# Who Gets What



## jerry318 (Feb 16, 2006)

Right here is the scenario as far as I can see it

Mr X Lives with Miss Y, she is not registered at the address but has lived with him for 8 years.
The house they live in is fullly paid for by Mr X who has now passed away

Mr x has 2 kids (not with Miss Y)that he has not seen for years

What now happens to the house??

Oh and Mr X did not have a will


----------



## Geetarman (Apr 22, 2007)

Would imagine all would have some rights to the estate, kids because they are related and Miss Y as she would probably be considered the common law wife.

Whether she has chosen not to registered at the address for reasons of avoidance of council tax or additional benefits is probably another matter.

Could be a messy one unless agreement can be reached.


----------



## a15cro (May 13, 2008)

Im not an expert but I believe it goes to probate, both the GF and the children can lay a claim and it has to be decided by a third party, then there is taxable liability involved too.

Like I say, Im no expert but everyone should put a will in place and this was backed up by my accountant the other day who was explaining a similar scenario as the one above but this was a wife and the guy was a very succesful business man - with no will. The wife and the children have been locked in a battle to try and avoid 100k's worth of tax. They finally agreed a settlement less than 24hrs before the deadline.


----------



## DiscoDriver (Oct 27, 2009)

"Common law wife" has no legal meaning and thus is irrelevant.

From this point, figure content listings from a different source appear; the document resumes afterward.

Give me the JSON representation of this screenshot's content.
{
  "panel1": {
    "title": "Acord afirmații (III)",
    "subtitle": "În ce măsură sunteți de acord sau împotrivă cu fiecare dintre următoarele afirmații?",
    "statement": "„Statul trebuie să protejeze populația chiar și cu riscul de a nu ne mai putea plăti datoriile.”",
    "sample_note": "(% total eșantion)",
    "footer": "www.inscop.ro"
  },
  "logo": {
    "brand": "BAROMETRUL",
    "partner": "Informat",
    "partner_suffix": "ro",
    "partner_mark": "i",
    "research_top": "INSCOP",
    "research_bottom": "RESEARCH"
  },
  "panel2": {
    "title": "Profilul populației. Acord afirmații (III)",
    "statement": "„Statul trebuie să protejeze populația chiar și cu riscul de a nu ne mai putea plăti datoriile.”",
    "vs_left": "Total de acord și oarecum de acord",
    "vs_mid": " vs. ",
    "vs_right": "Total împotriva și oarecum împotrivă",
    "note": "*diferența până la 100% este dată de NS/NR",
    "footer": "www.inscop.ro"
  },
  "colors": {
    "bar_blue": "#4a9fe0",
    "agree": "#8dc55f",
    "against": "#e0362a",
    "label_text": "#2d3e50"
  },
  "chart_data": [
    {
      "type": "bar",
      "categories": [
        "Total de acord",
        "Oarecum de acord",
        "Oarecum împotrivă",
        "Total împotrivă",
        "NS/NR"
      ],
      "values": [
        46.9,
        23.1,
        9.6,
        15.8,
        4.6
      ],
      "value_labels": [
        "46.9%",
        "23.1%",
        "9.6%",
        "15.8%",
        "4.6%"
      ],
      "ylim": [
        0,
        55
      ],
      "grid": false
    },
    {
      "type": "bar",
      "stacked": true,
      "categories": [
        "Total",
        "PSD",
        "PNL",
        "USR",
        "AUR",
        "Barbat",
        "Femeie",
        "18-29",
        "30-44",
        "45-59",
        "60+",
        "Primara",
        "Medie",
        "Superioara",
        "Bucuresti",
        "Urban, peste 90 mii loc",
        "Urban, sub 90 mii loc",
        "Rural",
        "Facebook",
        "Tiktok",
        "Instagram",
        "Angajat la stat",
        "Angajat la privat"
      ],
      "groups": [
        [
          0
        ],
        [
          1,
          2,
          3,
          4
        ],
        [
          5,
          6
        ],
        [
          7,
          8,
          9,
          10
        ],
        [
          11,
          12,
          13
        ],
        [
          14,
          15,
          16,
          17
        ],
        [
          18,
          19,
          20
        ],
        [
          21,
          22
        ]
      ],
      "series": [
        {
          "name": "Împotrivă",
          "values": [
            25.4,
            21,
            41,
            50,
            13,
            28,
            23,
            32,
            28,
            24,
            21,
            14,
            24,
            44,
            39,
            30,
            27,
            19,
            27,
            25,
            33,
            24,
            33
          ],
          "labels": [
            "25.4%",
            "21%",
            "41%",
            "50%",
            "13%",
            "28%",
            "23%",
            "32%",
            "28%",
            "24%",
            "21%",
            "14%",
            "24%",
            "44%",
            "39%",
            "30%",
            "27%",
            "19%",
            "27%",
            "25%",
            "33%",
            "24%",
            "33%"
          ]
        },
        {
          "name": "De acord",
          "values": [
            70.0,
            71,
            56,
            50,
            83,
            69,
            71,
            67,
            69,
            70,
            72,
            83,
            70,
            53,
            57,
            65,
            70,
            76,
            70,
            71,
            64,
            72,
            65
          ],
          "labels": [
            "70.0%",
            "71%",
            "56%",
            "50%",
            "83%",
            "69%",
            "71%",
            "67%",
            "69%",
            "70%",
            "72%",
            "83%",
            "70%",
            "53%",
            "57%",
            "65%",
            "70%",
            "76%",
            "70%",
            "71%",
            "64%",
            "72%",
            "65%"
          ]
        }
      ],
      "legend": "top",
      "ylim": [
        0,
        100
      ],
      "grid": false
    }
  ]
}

Unless there is something written down (ie a will) I think Miss Y will be left high and dry. She has no legal or familial connection to the deceased.


----------



## Duke Wellington (Dec 1, 2009)

I have been an Executor on several Wills and someone who has died without leaving a Will is known as to have died intestate. In these circumstances there is a set sequence of order on who has a claim on the deceased estate.

This link on the Rules of Intestacy should help: Intestacy link

Prior to Probate being granted all Taxes have to be paid first, so the first person to have claim on a deceased person's estate is always HM Revenue & Customs.


----------



## DiscoDriver (Oct 27, 2009)

That was a great link Arthur ;-)


----------